Three tickets are needed to ride the roller coaster in Green Bay, Wisconsin, which was formerly part of Elvis Presley’s hometown park. That comes to seventy-five cents. You got that right. In a nation where a family’s monthly grocery budget can be depleted by a single afternoon at a large theme park, Bay Beach Amusement Park has inexplicably refused to comply.
The first thing you notice when you stroll through the gravel parking lot on a hot Saturday in July is that there isn’t a ticket booth at the entrance. It doesn’t exist. The park has been free to enter for more than a century and has been owned by the city of Green Bay since 1920. The aroma of popcorn wafts from one of the snack shacks nestled between the rides as families spread blankets close to the pavilion with coolers in tow. It resembles a long-running neighborhood block party with a Ferris wheel rather than a commercial enterprise.

While most tourists are chasing toddlers toward the bumper cars, they probably don’t consider the significance of this place’s history. A man by the name of Mitchell Nejedlo purchased the land in 1892 with the intention of developing it into summer cottages. He changed his mind, opened a dance hall and bathhouse, and found it difficult to sell the marshy, mosquito-infested lot. When Captain John Cusick took over in 1908, he constructed a long dock, operated a steamboat from the Walnut Street Bridge, and installed a device known as a “shoot the chute,” which slid a boat carrying twelve people down a fifty-foot ramp and into the bay. Even though no one alive has ever ridden it, people still talk about it.

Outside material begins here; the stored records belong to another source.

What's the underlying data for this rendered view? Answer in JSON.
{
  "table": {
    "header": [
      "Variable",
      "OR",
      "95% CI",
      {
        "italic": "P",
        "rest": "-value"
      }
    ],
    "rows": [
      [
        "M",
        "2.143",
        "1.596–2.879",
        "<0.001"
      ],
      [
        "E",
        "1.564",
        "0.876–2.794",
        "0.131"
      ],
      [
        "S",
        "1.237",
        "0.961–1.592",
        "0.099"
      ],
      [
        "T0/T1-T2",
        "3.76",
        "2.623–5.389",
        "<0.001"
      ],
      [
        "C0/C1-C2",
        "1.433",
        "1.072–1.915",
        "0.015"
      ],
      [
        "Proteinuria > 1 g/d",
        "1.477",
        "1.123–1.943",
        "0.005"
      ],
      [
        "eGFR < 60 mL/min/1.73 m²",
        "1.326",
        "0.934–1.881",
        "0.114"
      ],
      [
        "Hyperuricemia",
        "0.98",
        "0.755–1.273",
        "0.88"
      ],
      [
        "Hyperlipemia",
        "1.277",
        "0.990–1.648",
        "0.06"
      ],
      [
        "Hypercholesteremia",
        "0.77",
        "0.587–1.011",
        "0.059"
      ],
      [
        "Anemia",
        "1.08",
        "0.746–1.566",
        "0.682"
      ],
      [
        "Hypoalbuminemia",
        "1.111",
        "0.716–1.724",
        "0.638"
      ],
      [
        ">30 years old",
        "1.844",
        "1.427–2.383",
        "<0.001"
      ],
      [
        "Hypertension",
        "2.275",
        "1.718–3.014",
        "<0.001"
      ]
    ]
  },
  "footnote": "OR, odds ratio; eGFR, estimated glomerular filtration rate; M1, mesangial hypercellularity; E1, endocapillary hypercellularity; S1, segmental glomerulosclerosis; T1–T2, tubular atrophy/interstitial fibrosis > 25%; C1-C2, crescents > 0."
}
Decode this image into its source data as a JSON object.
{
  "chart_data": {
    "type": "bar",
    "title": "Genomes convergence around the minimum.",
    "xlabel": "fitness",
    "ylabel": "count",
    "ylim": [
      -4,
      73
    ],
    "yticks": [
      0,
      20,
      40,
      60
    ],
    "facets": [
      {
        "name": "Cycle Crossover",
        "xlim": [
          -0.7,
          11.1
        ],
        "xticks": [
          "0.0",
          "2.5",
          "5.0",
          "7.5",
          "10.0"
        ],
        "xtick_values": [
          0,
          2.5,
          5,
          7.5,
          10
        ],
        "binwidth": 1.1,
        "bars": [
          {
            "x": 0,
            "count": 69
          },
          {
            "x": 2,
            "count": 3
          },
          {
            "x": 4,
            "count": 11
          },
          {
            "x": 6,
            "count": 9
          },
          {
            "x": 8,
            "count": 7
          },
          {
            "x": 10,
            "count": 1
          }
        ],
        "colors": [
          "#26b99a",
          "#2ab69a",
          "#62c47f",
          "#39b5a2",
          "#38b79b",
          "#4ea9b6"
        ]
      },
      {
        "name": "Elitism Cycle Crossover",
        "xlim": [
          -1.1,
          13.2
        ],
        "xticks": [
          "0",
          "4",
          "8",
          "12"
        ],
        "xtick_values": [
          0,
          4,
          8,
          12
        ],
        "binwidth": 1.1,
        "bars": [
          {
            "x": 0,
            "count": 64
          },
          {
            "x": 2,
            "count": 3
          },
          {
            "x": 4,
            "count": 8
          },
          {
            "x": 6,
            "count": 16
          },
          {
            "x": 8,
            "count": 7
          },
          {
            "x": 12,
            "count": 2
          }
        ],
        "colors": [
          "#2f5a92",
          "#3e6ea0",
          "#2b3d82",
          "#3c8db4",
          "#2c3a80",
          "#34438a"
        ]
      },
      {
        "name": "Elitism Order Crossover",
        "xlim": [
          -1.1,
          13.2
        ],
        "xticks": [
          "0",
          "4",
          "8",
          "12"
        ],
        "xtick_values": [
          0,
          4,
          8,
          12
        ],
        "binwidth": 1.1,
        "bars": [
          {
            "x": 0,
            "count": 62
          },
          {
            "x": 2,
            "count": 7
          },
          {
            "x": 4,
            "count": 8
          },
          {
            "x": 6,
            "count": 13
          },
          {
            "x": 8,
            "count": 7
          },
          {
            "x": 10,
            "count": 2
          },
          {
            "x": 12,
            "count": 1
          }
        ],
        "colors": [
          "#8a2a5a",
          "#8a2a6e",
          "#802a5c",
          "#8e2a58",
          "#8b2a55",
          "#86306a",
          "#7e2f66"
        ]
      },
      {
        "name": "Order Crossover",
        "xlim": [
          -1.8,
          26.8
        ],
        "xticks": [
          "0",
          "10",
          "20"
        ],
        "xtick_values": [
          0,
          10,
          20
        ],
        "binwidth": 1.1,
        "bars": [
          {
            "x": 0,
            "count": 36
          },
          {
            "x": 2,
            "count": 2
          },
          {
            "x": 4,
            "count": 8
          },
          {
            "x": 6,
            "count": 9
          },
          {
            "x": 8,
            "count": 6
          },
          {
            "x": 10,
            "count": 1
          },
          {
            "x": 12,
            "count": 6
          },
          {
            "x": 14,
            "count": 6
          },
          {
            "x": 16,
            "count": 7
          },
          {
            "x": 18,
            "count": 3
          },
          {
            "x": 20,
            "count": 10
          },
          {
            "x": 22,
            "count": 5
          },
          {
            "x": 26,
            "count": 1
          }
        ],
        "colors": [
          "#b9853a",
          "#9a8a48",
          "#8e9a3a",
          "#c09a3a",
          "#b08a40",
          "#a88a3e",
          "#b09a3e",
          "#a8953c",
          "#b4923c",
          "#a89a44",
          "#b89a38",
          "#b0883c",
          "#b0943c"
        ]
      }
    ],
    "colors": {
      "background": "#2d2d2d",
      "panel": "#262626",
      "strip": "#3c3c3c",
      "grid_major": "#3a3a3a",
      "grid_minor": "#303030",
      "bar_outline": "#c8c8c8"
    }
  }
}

The 1920 donation was what made all the difference. The property was simply turned over to the city by Green Bay aldermen Frank Murphy and Fred Rahr, who had purchased it in 1911. The buildings, the attractions, eleven acres. A present. It’s the kind of gesture that would be nearly unthinkable today, and it initiated the park’s entire economic model. With no quarterly profits to defend or shareholders to appease, Bay Beach has been able to do something truly radical: intentionally stay cheap.
The strange, magnificent focal point of it all is the Zippin Pippin. One of Elvis Presley’s alleged favorites, the wooden coaster was first constructed in Memphis and sat decaying for five years before Green Bay purchased it in 2010 and rebuilt it. It opened in 2011, and on weekend afternoons, the line still stretches through the middle. An Elvis coaster moved to a municipal park on the shores of Lake Michigan seems a bit out of the ordinary, but it works.
The park hasn’t exactly remained motionless. In 2019, a 100-foot Ferris wheel was constructed. In 2023, the NebulaZ and the Bay Beast drop tower were introduced. Late last year, work on shoreline improvements began, and an inclusive playground opened in 2024. Although the prices haven’t changed, this could be interpreted as a gradual modernization. Each ticket is still only a quarter. The majority of rides require one or two. A family of four can spend less than fifty dollars, including food, on an entire afternoon.
When you stroll around Bay Beach, you get the impression that you’re seeing something that the rest of the entertainment industry secretly decided wasn’t lucrative enough to maintain. The audience is unconcerned, local, and generational. Grandparents gesture to rides from their own youth. Groups of teenagers stroll by while consuming cheese curds. It’s difficult to ignore how uncommon this feels. For now, the Pippin continues to rattle around its wooden track and the quarters continue to clink into the ticket machines; whether Green Bay can continue for another century is another matter.